One of the most famous theropods was the Tyrannosaurus rex. For ornithischians, famous members included the Stegosaurus and Triceratops.
Although the Chilesaurus was originally classified as a type of theropod, the scientists are now saying that it is “the earliest diverging member of Ornithischia” and in that position, in the other major group of dinosaurs, it might help the experts understand how its kind evolved.
The new placement on the dinosaur family tree would make it part of a previously unknown “extensive ghost lineage” that existed between ornithischians and theropods.
“Chilesaurus almost looks like it was stitched together from different animals, which is why it baffled everybody,” researcher Matthew Baron said in a statement from the University of Cambridge.
It had what appeared to be a carnivore’s head and had a similar look to a raptor, which was a theropod, but its flat teeth, which would have been used to pulverize plants, suggested it was actually a herbivore.
Its new classification brings some sense to the situation.
“Establishing the relationships of this taxon is critical for fully understanding the evolution of many major anatomical features, including those associated with herbivory, pelvic structure and locomotion,” the study says.

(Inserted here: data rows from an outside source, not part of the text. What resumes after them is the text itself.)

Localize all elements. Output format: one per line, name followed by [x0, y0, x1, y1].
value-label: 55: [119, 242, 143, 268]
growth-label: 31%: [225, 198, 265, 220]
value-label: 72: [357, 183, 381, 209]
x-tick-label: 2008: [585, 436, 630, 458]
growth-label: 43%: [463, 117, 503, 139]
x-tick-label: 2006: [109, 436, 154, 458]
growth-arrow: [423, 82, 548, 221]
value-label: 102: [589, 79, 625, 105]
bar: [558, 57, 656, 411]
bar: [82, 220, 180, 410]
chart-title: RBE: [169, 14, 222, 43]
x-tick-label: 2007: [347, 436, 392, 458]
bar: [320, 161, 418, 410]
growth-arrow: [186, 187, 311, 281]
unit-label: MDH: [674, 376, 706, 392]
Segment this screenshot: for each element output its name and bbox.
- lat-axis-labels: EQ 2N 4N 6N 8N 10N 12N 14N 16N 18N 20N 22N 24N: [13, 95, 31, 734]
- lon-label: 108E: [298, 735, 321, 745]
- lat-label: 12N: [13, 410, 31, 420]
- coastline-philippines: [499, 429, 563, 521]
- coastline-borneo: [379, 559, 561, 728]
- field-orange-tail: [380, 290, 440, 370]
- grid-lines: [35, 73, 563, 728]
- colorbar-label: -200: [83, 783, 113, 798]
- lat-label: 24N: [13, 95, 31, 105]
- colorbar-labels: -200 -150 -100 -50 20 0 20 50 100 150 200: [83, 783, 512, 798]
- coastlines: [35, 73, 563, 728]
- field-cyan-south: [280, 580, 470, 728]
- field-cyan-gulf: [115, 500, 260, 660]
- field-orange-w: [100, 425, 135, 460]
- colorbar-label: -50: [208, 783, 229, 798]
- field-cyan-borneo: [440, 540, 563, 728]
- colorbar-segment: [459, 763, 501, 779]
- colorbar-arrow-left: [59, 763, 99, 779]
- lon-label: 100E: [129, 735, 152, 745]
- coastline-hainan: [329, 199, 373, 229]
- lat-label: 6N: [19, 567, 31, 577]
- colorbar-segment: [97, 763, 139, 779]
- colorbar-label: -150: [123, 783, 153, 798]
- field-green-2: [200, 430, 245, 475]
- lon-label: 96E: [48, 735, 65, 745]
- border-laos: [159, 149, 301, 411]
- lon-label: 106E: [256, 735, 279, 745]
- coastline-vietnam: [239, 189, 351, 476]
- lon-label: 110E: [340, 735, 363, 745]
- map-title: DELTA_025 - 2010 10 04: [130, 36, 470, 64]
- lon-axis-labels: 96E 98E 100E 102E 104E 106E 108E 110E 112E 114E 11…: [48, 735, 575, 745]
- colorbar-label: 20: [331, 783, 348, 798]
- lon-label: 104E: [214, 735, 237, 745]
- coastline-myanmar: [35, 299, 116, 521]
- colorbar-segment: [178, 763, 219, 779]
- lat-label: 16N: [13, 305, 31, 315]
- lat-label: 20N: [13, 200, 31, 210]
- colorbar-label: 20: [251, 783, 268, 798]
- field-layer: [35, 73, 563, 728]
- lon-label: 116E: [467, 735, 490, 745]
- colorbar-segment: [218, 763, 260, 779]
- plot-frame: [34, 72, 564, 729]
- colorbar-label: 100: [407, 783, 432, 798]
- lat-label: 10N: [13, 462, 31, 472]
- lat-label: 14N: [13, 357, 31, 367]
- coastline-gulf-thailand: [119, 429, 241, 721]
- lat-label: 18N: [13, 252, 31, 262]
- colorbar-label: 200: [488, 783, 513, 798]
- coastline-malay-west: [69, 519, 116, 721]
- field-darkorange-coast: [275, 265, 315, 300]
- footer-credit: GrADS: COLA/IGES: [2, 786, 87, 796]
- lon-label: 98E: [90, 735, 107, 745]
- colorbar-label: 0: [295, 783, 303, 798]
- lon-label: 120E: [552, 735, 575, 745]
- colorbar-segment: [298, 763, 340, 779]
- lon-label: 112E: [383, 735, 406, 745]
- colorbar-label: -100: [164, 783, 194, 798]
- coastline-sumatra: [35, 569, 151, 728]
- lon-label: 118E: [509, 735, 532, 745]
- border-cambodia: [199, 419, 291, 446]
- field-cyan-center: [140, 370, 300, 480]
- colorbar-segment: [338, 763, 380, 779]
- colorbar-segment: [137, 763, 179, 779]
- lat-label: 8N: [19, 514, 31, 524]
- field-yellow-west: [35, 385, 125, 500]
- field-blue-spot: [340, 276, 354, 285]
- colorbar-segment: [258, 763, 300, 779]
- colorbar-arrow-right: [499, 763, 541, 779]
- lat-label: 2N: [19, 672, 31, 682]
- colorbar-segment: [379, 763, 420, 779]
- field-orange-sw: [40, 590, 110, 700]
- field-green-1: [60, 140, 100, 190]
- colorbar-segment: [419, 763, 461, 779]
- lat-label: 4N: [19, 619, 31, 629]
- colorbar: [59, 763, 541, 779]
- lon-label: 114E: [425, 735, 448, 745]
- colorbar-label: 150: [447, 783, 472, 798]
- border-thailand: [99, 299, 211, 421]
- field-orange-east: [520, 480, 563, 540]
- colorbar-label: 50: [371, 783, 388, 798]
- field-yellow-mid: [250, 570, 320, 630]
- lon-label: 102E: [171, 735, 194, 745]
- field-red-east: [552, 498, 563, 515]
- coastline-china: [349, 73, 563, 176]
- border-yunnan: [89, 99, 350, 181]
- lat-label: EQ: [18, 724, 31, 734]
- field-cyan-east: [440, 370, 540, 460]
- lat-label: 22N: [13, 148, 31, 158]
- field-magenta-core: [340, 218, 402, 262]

In this case Chilesaurus is leading to “the recovery of Theropoda and Ornithischia as sister taxa that are united by many shared features.”
There may be others in that ghost lineage from the Triassic and Jurassic periods that have yet to be discovered.
“Before this, there were no transitional specimens — we didn’t know what order these characteristics evolved in,” Baron said. “This shows that in [ornithischians], the gut evolved first, and the jaws evolved later — it fills the gap quite nicely.”
The split in the dinosaur family tree may have happened, he said, because it became more advantageous for carnivorous dinosaurs to eat vegetation instead of meat.
“Chilesaurus is one of the most puzzling and intriguing dinosaurs ever discovered,” study co-author Paul Barrett said in the statement. “Its weird mix of features places it in a key position in dinosaur evolution and helps to show how some of the really big splits between the major groups might have come about.”